Lockheed Martin’s [NYSE: LMT] PAC-3 Missile successfully intercepted and destroyed a cruise missile target yesterday at the Utah Test and Training Range in an unprecedented interoperability demonstration utilizing the Joint Land Attack Cruise Missile Defense Elevated Netted Sensor (JLENS) and the PATRIOT system.
The test demonstrated the PAC-3 Missile Segment’s unique ability to detect, track, engage and destroy a cruise missile target at extended range in an integrated air and missile defense architecture that joins netted sensors and missile defense systems to provide greater capability for the warfighter.
“The PAC-3 Missile continues to be successful against today’s modern threats, and is ready for tomorrow’s modern plug-and-fight air and missile defense architectures,” said Richard McDaniel, vice president of PAC-3 programs at Lockheed Martin’s Missiles and Fire Control business. “This effort moves us closer towards achieving the U.S. Army’s vision of a truly integrated Air and Missile Defense System.”
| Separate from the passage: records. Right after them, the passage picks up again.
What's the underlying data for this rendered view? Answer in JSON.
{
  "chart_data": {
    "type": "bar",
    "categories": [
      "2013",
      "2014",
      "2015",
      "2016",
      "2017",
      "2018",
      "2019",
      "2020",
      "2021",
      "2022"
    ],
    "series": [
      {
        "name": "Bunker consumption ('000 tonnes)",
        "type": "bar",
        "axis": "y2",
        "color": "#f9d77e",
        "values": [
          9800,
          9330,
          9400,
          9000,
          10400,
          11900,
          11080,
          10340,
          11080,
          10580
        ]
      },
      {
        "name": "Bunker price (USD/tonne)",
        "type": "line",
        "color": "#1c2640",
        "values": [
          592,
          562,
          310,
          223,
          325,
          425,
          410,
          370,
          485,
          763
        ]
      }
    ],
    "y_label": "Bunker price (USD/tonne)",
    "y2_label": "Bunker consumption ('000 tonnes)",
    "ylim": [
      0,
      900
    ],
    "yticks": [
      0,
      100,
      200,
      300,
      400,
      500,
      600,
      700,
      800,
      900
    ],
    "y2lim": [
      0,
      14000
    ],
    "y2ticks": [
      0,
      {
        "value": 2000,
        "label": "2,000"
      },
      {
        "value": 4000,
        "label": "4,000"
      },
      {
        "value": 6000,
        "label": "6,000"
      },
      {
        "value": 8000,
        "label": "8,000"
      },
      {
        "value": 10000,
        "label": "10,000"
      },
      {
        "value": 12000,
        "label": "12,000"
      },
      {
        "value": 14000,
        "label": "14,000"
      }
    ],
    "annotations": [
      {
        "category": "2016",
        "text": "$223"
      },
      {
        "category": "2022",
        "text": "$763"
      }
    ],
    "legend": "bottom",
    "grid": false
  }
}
Lockheed Martin achieved the first-ever hit-to-kill intercept in 1984 with the Homing Overlay Experiment, using force of impact alone to destroy a mock warhead outside of the Earth’s atmosphere. Further development and testing produced today’s PAC-3 Missile, which won a competition in 1993 to become the first hit-to-kill interceptor produced by the U.S. government. The PAC-3 Missile has been the technology pathfinder for today’s total conversion to kinetic energy interceptors for all modern missile defense systems.
Headquartered in Bethesda, Md., Lockheed Martin is a global security and aerospace company that employs about 123,000 people worldwide and is principally engaged in the research, design, development, manufacture, integration and sustainment of advanced technology systems, products and services. The Corporation’s net sales for 2011 were $46.5 billion.